Because this species is not often fished for its own value, their greatest threat is actually by-catch from fishermen gathering other commercial species. Mature adults are more likely to be caught in the catch, decreasing the population demographic that contributes the most to population growth. Because their reproductive areas are in shallow waters near the coast, they are also susceptible to coastal development, sound pollution, chemical pollution, habitat loss, and boat strikes. These external issues, combined with their low fecundity, long reproductive cycles, and filter feeding, make them more susceptible to contaminants. Schooling habits also add to their decline because large numbers can be caught at once in gill nets and trawls. All of these factors contribute to a growing concern for this species.

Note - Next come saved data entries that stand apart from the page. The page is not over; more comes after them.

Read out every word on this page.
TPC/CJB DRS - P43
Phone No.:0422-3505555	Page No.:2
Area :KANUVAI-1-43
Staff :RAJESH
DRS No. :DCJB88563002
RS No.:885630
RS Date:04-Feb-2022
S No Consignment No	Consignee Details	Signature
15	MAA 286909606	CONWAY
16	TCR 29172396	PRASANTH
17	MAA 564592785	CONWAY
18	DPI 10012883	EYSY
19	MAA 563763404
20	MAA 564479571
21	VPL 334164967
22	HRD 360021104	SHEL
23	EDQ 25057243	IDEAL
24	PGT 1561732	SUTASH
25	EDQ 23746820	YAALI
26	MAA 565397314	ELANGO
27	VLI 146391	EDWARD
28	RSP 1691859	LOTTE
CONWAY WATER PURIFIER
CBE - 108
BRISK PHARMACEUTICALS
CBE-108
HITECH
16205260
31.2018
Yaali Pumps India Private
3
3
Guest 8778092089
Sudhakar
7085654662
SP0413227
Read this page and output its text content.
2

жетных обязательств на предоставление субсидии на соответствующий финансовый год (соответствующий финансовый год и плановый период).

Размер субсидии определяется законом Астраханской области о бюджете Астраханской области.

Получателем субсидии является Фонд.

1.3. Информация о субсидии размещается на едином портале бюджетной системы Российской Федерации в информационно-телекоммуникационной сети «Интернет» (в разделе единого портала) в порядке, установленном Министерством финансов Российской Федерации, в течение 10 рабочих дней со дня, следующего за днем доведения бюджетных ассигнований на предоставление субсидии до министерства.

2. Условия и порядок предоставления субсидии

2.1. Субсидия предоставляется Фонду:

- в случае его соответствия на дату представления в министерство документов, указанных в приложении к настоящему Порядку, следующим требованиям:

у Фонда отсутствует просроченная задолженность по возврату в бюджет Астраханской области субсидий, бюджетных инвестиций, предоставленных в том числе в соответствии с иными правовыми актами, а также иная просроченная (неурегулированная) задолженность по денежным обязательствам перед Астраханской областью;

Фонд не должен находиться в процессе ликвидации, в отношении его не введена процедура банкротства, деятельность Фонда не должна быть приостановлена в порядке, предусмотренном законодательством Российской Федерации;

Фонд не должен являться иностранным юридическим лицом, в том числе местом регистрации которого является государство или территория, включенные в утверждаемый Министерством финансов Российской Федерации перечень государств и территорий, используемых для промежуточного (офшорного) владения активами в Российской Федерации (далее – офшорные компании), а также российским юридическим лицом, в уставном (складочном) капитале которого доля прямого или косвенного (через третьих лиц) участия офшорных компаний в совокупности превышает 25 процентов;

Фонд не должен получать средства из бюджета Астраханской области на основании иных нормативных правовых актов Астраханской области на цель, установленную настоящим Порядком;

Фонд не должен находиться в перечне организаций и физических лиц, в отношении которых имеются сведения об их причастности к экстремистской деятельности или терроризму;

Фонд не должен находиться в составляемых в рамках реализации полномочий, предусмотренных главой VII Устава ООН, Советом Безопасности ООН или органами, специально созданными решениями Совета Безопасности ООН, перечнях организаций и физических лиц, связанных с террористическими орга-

Due to these conservation concerns, Munk's pygmy devil rays are protected under many international and national laws, such as the Convention on the Conservation of Migratory Species of Wild Animals, the Convention on International Trade in Endangered Species of Wild Flora and Fauna, the Inter-American Tropical Tuna Commission, and the national decree No. 38027-MAG that prohibits any fishery, onboard retention, landing, or commercialization of mobula rays. However, due to the similarities between mobular species, it is difficult to correctly enforce conservation measures for a particular species because they are often mistaken for one another. To support enforcement for Mobula munkiana specifically, more research is being done to correctly identify and locate the species. Some of this new research includes DNA barcoding that provides a more accurate assessment of the proportion of mobuild species being caught in small-scale fisheries. As technology and environmental awareness continue to advance, there is hope that the M. munkiana populations will stabilize in the near future.